Abstract: A less-understood feature of financial markets is their fragmentation, which is the same security being traded in different venues and markets and at significantly different prices and speeds of execution. Earlier studies mostly attribute such fragmentation to the aspects directly related to the design of the markets, such as their degree of transparency or the mechanisms used for price discovery. However, here, we show that if competitive dealers offer different prices for different levels of trade immediacy, two markets endogenously emerge: An illiquid market with zero bid-ask spread (match-making) and a perfectly liquid market with a positive spread (market-making). The model attributes the recent drop in the bid-ask spread after the enaction of regulations that increased the dealers' cost of liquidity provision to a shift from market-making to match-making.
Industry Research
“User targeting and competition in display ad auctions” with Sonia Jaffe and Aadharsh Kannan. Internship project at Microsoft Research, Summer 2019
Project Summary: Advertising positions are sold in real time auctions upon each search. Online platforms such as Microsoft Bing search engine use the information on user's demographics and history to offer targeted bidding to the advertisers. Targetted advertising improves efficiency and value of advertising. However, if the user market is highly segregated among competitors, targetting weakens competition in auctions. We theoretically found the relationship between effect of targetting on revenue and correlation advertisers' values across user segments.
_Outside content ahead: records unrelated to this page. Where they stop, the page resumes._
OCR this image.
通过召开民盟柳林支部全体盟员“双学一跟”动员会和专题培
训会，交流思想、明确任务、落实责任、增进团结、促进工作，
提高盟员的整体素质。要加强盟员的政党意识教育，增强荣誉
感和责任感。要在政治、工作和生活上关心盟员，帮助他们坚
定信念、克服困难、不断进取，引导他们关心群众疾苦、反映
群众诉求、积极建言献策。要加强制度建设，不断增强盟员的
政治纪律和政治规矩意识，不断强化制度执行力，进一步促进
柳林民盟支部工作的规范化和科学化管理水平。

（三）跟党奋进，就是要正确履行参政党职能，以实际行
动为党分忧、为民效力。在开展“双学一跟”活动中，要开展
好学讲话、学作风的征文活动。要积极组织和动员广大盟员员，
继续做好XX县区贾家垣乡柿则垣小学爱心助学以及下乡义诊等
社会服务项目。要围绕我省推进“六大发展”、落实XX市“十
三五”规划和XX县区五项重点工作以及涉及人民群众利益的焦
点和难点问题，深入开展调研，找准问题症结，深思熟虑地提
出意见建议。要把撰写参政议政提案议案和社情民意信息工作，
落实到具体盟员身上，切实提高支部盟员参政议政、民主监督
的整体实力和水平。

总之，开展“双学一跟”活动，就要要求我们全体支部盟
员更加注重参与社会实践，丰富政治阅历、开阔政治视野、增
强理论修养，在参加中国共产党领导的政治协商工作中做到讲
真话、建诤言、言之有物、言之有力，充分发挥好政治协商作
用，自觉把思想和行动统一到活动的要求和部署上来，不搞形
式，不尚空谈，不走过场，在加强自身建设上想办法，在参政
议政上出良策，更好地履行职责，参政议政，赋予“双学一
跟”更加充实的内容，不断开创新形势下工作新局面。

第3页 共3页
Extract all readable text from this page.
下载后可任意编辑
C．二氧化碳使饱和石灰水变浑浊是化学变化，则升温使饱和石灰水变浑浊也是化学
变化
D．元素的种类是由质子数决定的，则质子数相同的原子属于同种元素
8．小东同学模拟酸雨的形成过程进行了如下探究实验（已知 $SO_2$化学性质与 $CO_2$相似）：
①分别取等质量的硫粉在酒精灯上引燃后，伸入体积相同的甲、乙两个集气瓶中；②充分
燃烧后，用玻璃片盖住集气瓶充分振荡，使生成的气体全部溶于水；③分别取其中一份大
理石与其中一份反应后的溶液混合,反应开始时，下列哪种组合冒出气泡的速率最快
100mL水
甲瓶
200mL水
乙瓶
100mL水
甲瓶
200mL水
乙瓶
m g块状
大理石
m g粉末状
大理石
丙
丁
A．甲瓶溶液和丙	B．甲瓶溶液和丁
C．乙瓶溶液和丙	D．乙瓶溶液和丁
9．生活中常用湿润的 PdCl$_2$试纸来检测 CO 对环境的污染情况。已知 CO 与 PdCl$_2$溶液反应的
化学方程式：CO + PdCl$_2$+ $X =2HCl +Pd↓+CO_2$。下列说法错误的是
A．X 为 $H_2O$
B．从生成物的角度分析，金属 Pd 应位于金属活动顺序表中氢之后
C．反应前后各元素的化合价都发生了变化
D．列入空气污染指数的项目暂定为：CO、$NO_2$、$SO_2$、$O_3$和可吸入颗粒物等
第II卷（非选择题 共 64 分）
We used the data from advertising auctions in the Microsoft Bing search engine. Given the high-frequency and high dimensional nature of the data, we benefitted from implementaion of an unsupervised learning algorithm designed for the advertising auction data to find clusters of competing advertisers. We found a high variation of market segregation among competition advertisers across different keywords and assessed that reducing targeting helps boosting revenue in auctions where users are highly segregated based on their value for the advertiser.